Musical The main purpose of these youth organizations is to listen to, study and spread their favorite music. The best known is such an organization of young people as metalworkers. These are groups united by a common interest in listening to rock music (also called "Heavy Metal"). Another well-known youth organization is trying to combine music with dance. This direction is called breakers.


Sports Leading representatives are famous football fans. Having shown themselves as a mass organized movement, the Spartak fans of 1977 became the founders of the informal movement, which is now widespread around other football teams and around other sports. The teenagers included in them, as a rule, are well versed in sports, in the history of football, in many of its intricacies. Their leaders condemn illegal behavior, oppose drunkenness, drugs and other negative phenomena.


Philosophical Interest in philosophy is one of the most widespread in the informal environment. This is probably natural: it is the desire to understand, comprehend oneself and one's place in the world around him that takes him beyond the framework of established ideas, and pushes him to something different, sometimes alternative to the dominant philosophical scheme. Hippies stand out among them.


Political This group includes associations of people who have an active political position and speak at various rallies, participate and campaign. Among them are pacifists, Nazis (or skinheads), punks and others. Pacifists: approve of the struggle for peace; against the threat of war require the creation of a special relationship between the authorities and the youth. Punks - belong to a rather extremist trend among informals with a well-defined political overtones.

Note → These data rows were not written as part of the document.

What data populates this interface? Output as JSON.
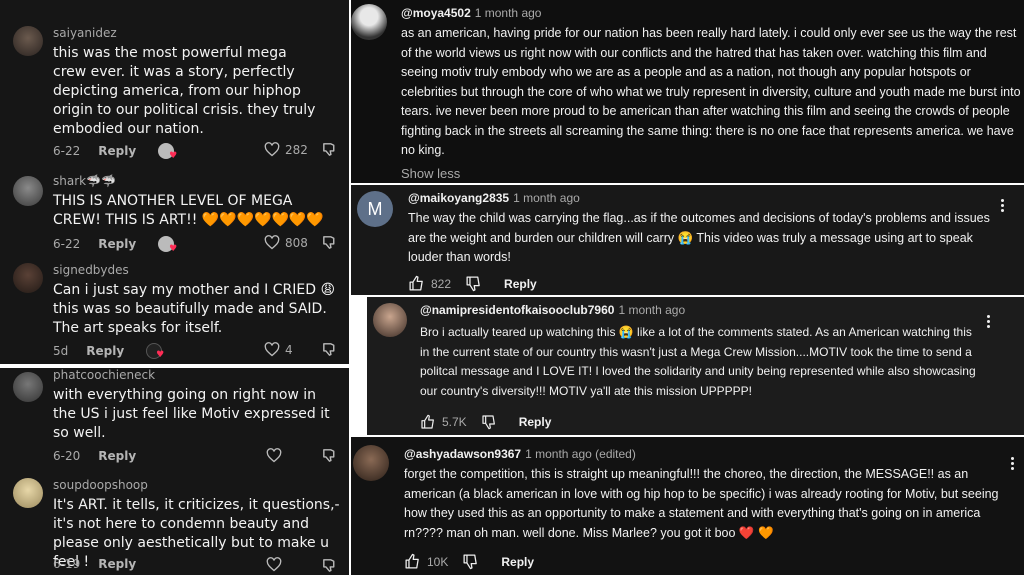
{
  "tiktok": {
    "comments": [
      {
        "username": "saiyanidez",
        "text": "this was the most powerful mega crew ever. it was a story, perfectly depicting america, from our hiphop origin to our political crisis. they truly embodied our nation.",
        "date": "6-22",
        "reply": "Reply",
        "likes": "282"
      },
      {
        "username": "shark🦈🦈",
        "text": "THIS IS ANOTHER LEVEL OF MEGA CREW! THIS IS ART!! 🧡🧡🧡🧡🧡🧡🧡",
        "date": "6-22",
        "reply": "Reply",
        "likes": "808"
      },
      {
        "username": "signedbydes",
        "text": "Can i just say my mother and I CRIED 😩 this was so beautifully made and SAID. The art speaks for itself.",
        "date": "5d",
        "reply": "Reply",
        "likes": "4"
      },
      {
        "username": "phatcoochieneck",
        "text": "with everything going on right now in the US i just feel like Motiv expressed it so well.",
        "date": "6-20",
        "reply": "Reply",
        "likes": ""
      },
      {
        "username": "soupdoopshoop",
        "text": "It's ART. it tells, it criticizes, it questions,- it's not here to condemn beauty and please only aesthetically but to make u feel !",
        "date": "6-19",
        "reply": "Reply",
        "likes": ""
      }
    ]
  },
  "youtube": {
    "comments": [
      {
        "handle": "@moya4502",
        "time": "1 month ago",
        "text": "as an american, having pride for our nation has been really hard lately. i could only ever see us the way the rest of the world views us right now with our conflicts and the hatred that has taken over. watching this film and seeing motiv truly embody who we are as a people and as a nation, not though any popular hotspots or celebrities but through the core of who what we truly represent in diversity, culture and youth made me burst into tears. ive never been more proud to be american than after watching this film and seeing the crowds of people fighting back in the streets all screaming the same thing: there is no one face that represents america. we have no king.",
        "show_less": "Show less"
      },
      {
        "handle": "@maikoyang2835",
        "time": "1 month ago",
        "avatar_letter": "M",
        "text": "The way the child was carrying the flag...as if the outcomes and decisions of today's problems and issues are the weight and burden our children will carry 😭 This video was truly a message using art to speak louder than words!",
        "likes": "822",
        "reply": "Reply"
      },
      {
        "handle": "@namipresidentofkaisooclub7960",
        "time": "1 month ago",
        "text": "Bro i actually teared up watching this 😭 like a lot of the comments stated. As an American watching this in the current state of our country this wasn't just a Mega Crew Mission....MOTIV took the time to send a politcal message and I LOVE IT! I loved the solidarity and unity being represented while also showcasing our country's diversity!!! MOTIV ya'll ate this mission UPPPPP!",
        "likes": "5.7K",
        "reply": "Reply"
      },
      {
        "handle": "@ashyadawson9367",
        "time": "1 month ago (edited)",
        "text": "forget the competition, this is straight up meaningful!!! the choreo, the direction, the MESSAGE!! as an american (a black american in love with og hip hop to be specific) i was already rooting for Motiv, but seeing how they used this as an opportunity to make a statement and with everything that's going on in america rn???? man oh man. well done. Miss Marlee? you got it boo ❤️ 🧡",
        "likes": "10K",
        "reply": "Reply"
      }
    ]
  }
}
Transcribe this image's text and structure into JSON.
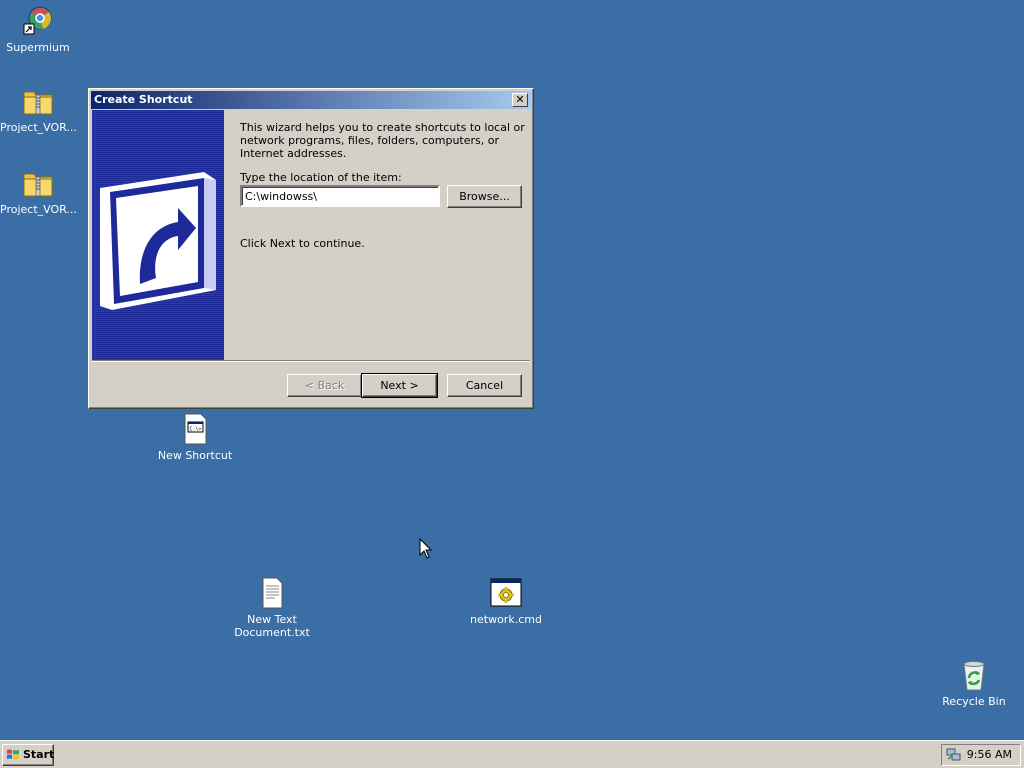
{
  "desktop": {
    "icons": [
      {
        "label": "Supermium",
        "icon": "browser-shortcut-icon"
      },
      {
        "label": "Project_VOR...",
        "icon": "zip-folder-icon"
      },
      {
        "label": "Project_VOR...",
        "icon": "zip-folder-icon"
      },
      {
        "label": "New Shortcut",
        "icon": "shortcut-file-icon"
      },
      {
        "label": "New Text\nDocument.txt",
        "icon": "text-file-icon"
      },
      {
        "label": "network.cmd",
        "icon": "cmd-file-icon"
      },
      {
        "label": "Recycle Bin",
        "icon": "recycle-bin-icon"
      }
    ]
  },
  "dialog": {
    "title": "Create Shortcut",
    "close_label": "✕",
    "intro": "This wizard helps you to create shortcuts to local or network programs, files, folders, computers, or Internet addresses.",
    "location_label": "Type the location of the item:",
    "location_value": "C:\\windowss\\",
    "browse_label": "Browse...",
    "continue_text": "Click Next to continue.",
    "back_label": "< Back",
    "next_label": "Next >",
    "cancel_label": "Cancel"
  },
  "taskbar": {
    "start_label": "Start",
    "clock": "9:56 AM"
  },
  "colors": {
    "desktop": "#3a6ea5",
    "titlebar_start": "#0a246a",
    "titlebar_end": "#a6caf0",
    "face": "#d4d0c8"
  }
}
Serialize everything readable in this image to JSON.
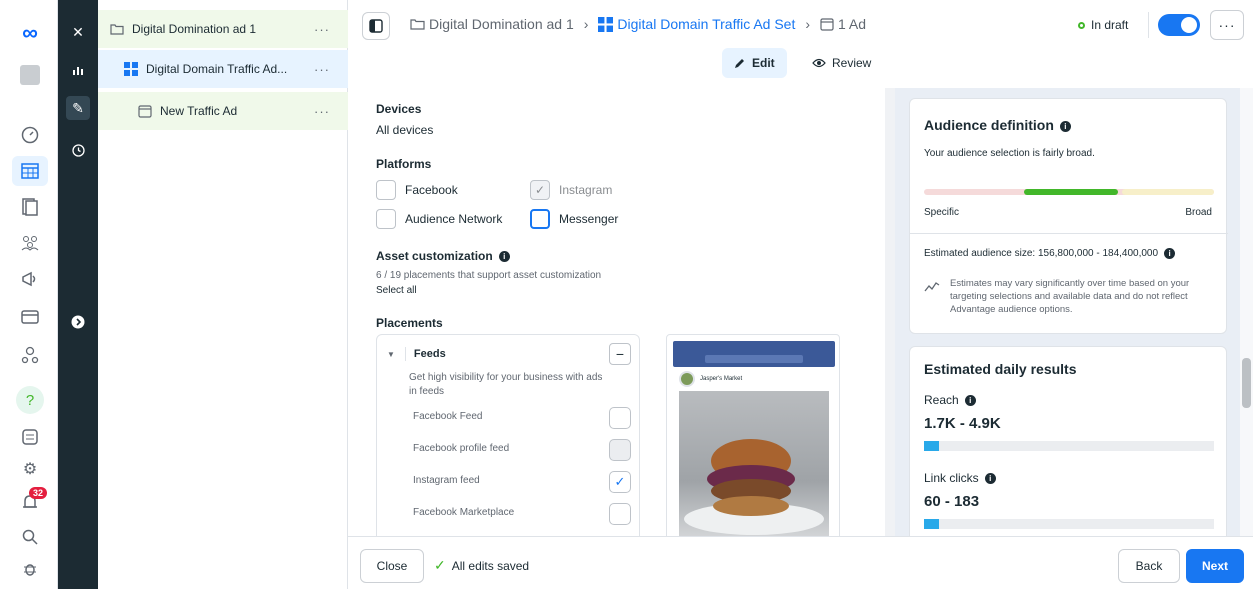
{
  "tree": {
    "items": [
      {
        "label": "Digital Domination ad 1",
        "more": "···"
      },
      {
        "label": "Digital Domain Traffic Ad...",
        "more": "···"
      },
      {
        "label": "New Traffic Ad",
        "more": "···"
      }
    ]
  },
  "rail": {
    "badge": "32"
  },
  "header": {
    "crumbs": [
      "Digital Domination ad 1",
      "Digital Domain Traffic Ad Set",
      "1 Ad"
    ],
    "status": "In draft",
    "more": "···",
    "tabs": {
      "edit": "Edit",
      "review": "Review"
    }
  },
  "form": {
    "devices_label": "Devices",
    "devices_value": "All devices",
    "platforms_label": "Platforms",
    "platforms": [
      {
        "label": "Facebook",
        "state": "unchecked"
      },
      {
        "label": "Instagram",
        "state": "checked-disabled"
      },
      {
        "label": "Audience Network",
        "state": "unchecked"
      },
      {
        "label": "Messenger",
        "state": "focused"
      }
    ],
    "asset_label": "Asset customization",
    "asset_count": "6 / 19 placements that support asset customization",
    "select_all": "Select all",
    "placements_label": "Placements",
    "feeds_label": "Feeds",
    "feeds_desc": "Get high visibility for your business with ads in feeds",
    "placements": [
      {
        "label": "Facebook Feed",
        "state": "unchecked"
      },
      {
        "label": "Facebook profile feed",
        "state": "disabled"
      },
      {
        "label": "Instagram feed",
        "state": "checked"
      },
      {
        "label": "Facebook Marketplace",
        "state": "unchecked"
      }
    ],
    "preview_page": "Jasper's Market"
  },
  "insights": {
    "audience_title": "Audience definition",
    "audience_desc": "Your audience selection is fairly broad.",
    "specific": "Specific",
    "broad": "Broad",
    "est_size": "Estimated audience size: 156,800,000 - 184,400,000",
    "est_note": "Estimates may vary significantly over time based on your targeting selections and available data and do not reflect Advantage audience options.",
    "daily_title": "Estimated daily results",
    "reach_label": "Reach",
    "reach_value": "1.7K - 4.9K",
    "reach_fill": 0.05,
    "clicks_label": "Link clicks",
    "clicks_value": "60 - 183",
    "clicks_fill": 0.05
  },
  "footer": {
    "close": "Close",
    "saved": "All edits saved",
    "back": "Back",
    "next": "Next"
  }
}
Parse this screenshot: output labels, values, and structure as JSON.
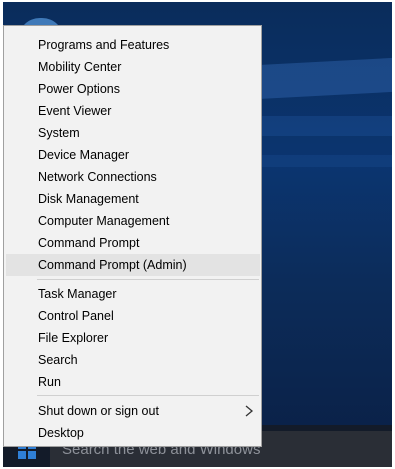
{
  "menu": {
    "group1": [
      {
        "label": "Programs and Features"
      },
      {
        "label": "Mobility Center"
      },
      {
        "label": "Power Options"
      },
      {
        "label": "Event Viewer"
      },
      {
        "label": "System"
      },
      {
        "label": "Device Manager"
      },
      {
        "label": "Network Connections"
      },
      {
        "label": "Disk Management"
      },
      {
        "label": "Computer Management"
      },
      {
        "label": "Command Prompt"
      },
      {
        "label": "Command Prompt (Admin)"
      }
    ],
    "group2": [
      {
        "label": "Task Manager"
      },
      {
        "label": "Control Panel"
      },
      {
        "label": "File Explorer"
      },
      {
        "label": "Search"
      },
      {
        "label": "Run"
      }
    ],
    "group3": [
      {
        "label": "Shut down or sign out"
      },
      {
        "label": "Desktop"
      }
    ]
  },
  "taskbar": {
    "search_placeholder": "Search the web and Windows",
    "start_icon": "windows-logo-icon"
  },
  "colors": {
    "menu_bg": "#f2f2f2",
    "hover_bg": "#e3e3e3",
    "taskbar_bg": "#131b29",
    "desktop_bg": "#0b3570"
  }
}
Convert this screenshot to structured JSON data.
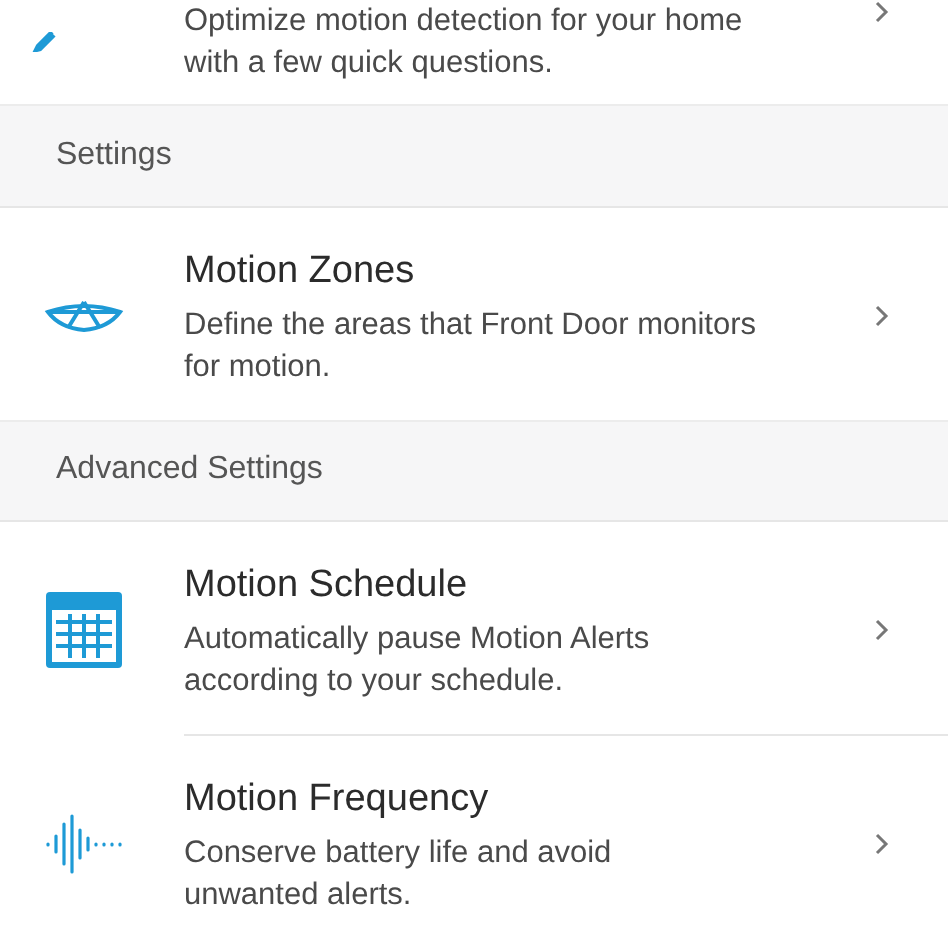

The influence of youth groups on the personality of a teenager Many of the informals are very extraordinary, talented people. They spend days and nights on the street without knowing why. No one organizes these young people, no one forces them to come here. They flock themselves - all very different, and at the same time subtly similar in some way. Many of them, young and full of energy, often want to howl at night from longing and loneliness. Many of them are devoid of faith, whatever it may be, and therefore they are tormented by their own uselessness. And, trying to understand themselves, they go in search of the meaning of life and adventures in informal youth associations.